1

The Problem:

Supposing I have a directory structure like:

root/
    __init__.py
    foo.py
    dir1/
        __init__.py
        bar.py
        dir2/
            __init__.py
            baz.py

where the various python files contain some function called hello_world.

What I want to be able to do is write something like:

import root
root.dir1.foo.hello_world()
root.dir1.dir2.baz.hello_world()

Of course, when I do this, I get a AttributeError: module has no attribute error. This, I think, is due to the "the __init__.py trap" in the docs. How do I manipulate the init files such that I can make the above code run?

Caveats

  • I'd like to avoid deleting the init files because they contain the __all__ parameter, and thats important for my program.
  • I'd also like to avoid writing more than one import statement in the main program, so the solution specified here wont work.
  • I'm using Python 3.6

What I've Tried:

I've tried to get around this by changing the __init__.py files into namespace packages). Unfortunately, this doesn't seem to work. E.g. adding:

__path__ = __import__('pkgutil').extend_path(__path__, __name__)

to the various init files doesn't change anything. Similarly, setting the __path__ attribute directly doesn't solve the problem. E.g. in each init file setting __path__ = ['<string name of child dir>'] doesn't resolve the error.

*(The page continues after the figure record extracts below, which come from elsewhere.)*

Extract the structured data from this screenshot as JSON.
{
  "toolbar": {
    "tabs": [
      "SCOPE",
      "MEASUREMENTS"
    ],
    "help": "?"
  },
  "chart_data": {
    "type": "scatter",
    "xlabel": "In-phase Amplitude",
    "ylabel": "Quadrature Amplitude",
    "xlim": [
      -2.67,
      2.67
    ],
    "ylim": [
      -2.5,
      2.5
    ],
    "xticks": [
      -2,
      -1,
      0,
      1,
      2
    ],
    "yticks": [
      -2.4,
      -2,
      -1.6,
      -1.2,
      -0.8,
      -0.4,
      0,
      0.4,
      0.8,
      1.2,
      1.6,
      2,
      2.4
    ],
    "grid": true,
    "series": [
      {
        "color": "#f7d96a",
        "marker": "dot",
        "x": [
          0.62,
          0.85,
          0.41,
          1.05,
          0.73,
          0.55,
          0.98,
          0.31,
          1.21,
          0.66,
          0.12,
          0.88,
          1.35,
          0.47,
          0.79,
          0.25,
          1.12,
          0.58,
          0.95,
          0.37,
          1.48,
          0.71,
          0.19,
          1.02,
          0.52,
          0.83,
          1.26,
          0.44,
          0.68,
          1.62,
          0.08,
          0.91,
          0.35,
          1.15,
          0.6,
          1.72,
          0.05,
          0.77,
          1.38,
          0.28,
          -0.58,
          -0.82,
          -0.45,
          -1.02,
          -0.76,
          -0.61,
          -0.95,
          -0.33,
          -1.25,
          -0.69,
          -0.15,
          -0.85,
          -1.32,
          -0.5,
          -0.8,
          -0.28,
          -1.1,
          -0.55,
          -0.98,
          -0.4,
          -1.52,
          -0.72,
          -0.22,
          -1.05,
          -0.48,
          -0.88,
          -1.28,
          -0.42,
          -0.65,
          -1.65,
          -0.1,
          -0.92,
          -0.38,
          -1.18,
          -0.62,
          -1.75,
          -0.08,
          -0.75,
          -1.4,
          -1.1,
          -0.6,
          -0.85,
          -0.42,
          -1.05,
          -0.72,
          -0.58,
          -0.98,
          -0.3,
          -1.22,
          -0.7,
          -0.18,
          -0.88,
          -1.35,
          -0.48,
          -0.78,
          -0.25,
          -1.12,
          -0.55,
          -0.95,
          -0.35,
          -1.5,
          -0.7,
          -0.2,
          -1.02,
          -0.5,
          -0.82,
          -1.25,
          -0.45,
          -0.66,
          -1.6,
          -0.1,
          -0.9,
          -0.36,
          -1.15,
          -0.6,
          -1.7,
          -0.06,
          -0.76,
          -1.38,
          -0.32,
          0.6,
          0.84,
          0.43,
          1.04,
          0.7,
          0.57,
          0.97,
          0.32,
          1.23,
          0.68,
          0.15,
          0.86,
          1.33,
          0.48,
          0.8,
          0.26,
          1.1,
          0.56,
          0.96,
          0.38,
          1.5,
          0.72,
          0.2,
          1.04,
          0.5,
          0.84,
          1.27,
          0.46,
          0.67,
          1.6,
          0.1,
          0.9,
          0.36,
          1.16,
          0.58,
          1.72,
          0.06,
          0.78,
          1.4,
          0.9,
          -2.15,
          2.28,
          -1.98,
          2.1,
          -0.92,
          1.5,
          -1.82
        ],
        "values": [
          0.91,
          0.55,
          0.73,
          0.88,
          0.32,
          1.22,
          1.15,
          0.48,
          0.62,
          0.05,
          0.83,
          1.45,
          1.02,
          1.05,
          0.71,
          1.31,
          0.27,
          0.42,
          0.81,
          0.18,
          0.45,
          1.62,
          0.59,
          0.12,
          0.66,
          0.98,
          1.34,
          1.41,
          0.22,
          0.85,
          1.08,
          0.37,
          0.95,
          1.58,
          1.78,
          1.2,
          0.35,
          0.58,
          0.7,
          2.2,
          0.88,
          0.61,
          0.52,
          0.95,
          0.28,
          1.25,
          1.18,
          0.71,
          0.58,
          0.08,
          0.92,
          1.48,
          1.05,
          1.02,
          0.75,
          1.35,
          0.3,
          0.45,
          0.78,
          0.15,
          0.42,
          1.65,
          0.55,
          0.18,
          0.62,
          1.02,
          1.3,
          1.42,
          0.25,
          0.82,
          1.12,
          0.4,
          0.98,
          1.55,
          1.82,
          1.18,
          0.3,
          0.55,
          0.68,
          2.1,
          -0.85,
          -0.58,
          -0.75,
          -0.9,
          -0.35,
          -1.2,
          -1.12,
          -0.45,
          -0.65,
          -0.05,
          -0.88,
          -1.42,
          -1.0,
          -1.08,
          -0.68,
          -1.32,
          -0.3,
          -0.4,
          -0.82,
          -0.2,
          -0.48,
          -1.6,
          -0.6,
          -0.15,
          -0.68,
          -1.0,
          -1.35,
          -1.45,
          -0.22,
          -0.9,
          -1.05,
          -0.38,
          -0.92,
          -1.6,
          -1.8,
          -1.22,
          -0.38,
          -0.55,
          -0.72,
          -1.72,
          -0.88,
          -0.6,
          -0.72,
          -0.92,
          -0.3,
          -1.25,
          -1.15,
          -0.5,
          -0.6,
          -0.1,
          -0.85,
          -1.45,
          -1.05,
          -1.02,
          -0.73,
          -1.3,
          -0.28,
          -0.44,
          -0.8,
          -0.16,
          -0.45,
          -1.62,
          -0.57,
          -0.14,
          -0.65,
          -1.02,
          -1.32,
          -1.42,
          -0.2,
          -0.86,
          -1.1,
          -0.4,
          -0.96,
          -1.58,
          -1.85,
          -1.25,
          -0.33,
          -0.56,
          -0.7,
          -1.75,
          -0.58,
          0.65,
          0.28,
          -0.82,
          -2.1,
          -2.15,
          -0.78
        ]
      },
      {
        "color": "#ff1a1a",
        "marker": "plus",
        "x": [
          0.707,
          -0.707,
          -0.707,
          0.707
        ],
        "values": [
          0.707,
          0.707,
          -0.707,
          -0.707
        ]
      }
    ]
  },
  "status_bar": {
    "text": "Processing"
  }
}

This is a bit mysterious to me, since the __path__ is supposed to tell python where to look for submodules, and the init files are supposed to be run sequentially, so why cant it figure out where things are?

Notes:

This issue seems to be described in the docs here

1 Answer 1

1

One solution was to put a from . import * after defining the __all__ property in each init file. E.g. in the init in dir1 put:

__all__ = ['foo', 'dir2']
from . import *

This solves the use case, but it seems like the wrong way. Open for better answers.